2/20/2013

Missing Art Collection


I have been traveling for a few days and dont have much time to post.  The past few posts I had loaded before I left.

Here is a Bloomberg article about a Greek heiress who believes a collection of important works, which, she claims should have been part of her inheritance was illegally sold.  It is an interesting story, and the full collection of art was said to be worth $1 billion.  Follow the link below to read the full article.

Bloomberg reports

A Greek heiress is fighting a legal battle in Switzerland to find out what has become of a collection of Picasso, Van Gogh, Renoir, Monet, Cezanne and Degas art that she says should be part of her inheritance.

Aspasia Zaimis’s uncle, Basil Goulandris, was a billionaire shipping magnate who spent the winter months in the Alpine resort of Gstaad with his wife Elise. The Greek couple amassed a billion-dollar collection that they displayed in their chalet.

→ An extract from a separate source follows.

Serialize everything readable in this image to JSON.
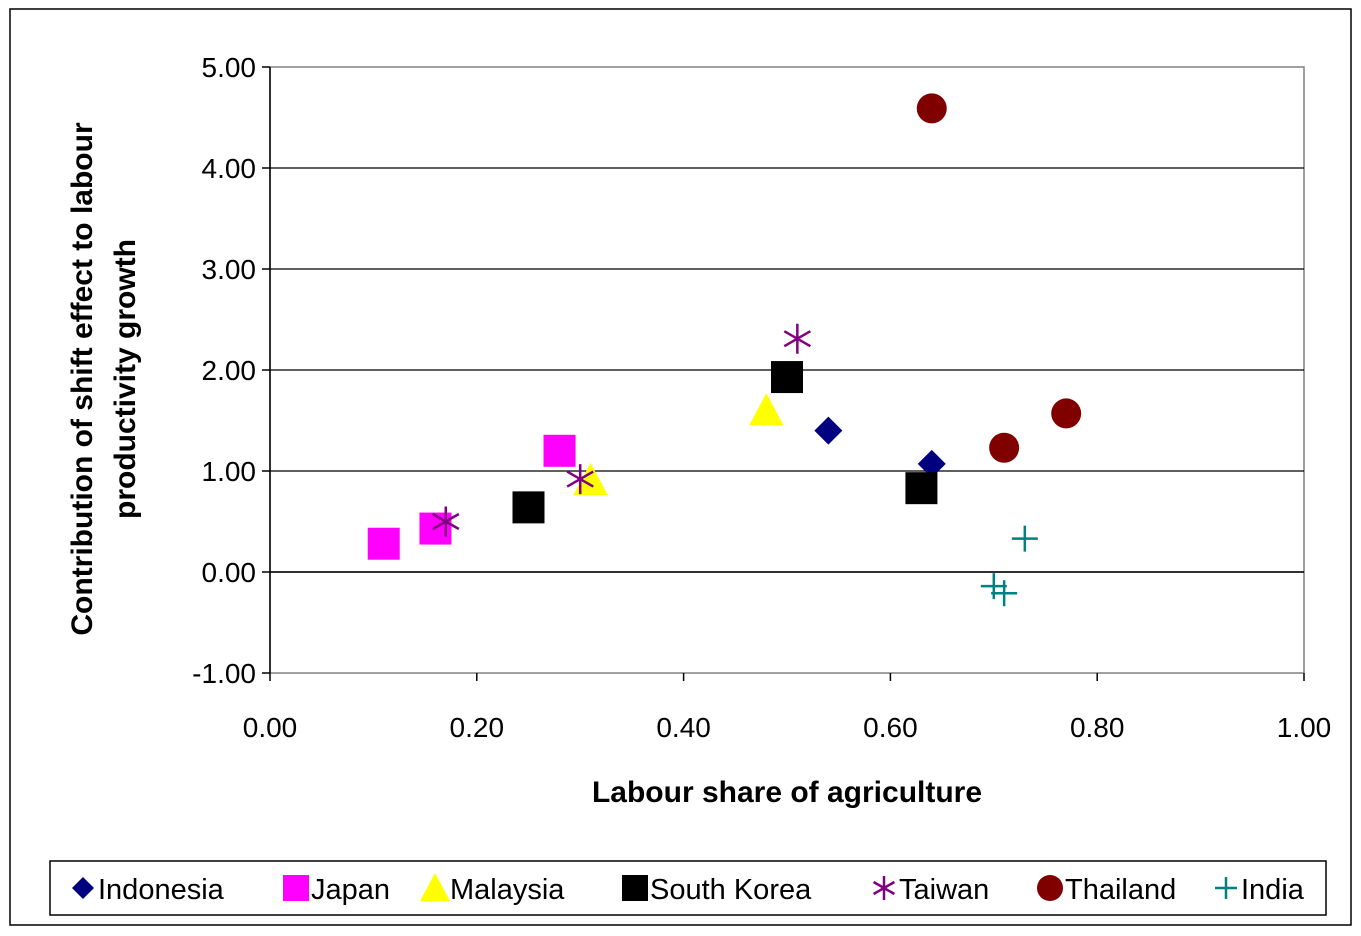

Basil Goulandris died in 1994; his wife Elise in 2000. Zaimis, a legatee in Elise Goulandris’s will, contends that one- sixth of the collection should be hers after her aunt’s death.

“I am determined to find the paintings which were in the Gstaad home before my aunt’s death,” Zaimis said by phone from Greece. “I believe with all my heart that the paintings were part of my inheritance.”

Her quest has uncovered a paper trail leading from the Aegean island of Andros to Swiss depots; from a Panama trading company to a Liechtenstein foundation, according to two people familiar with the lawsuit who declined to be identified by name.

The case now winding through a Lausanne court is examining whether a sale contract dated 1985 for 83 masterpieces -- at a price far below their value -- is genuine, the people said.

“I do not believe that Basil sold his collection,” Zaimis said. “They were so proud of it. I cannot imagine he would have sold it for this price.”

Documents Claim
Swiss prosecutors opened a criminal investigation into the Elise Goulandris Foundation -- Elise’s main heir -- and the executor of her will, the art historian and curator Kyriakos Koutsomallis, on suspicion of falsifying titles of ownership, passing on false documents and duplicity in executing the will, the people said. They declined to be identified by name because of privacy restrictions in Swiss lawsuits.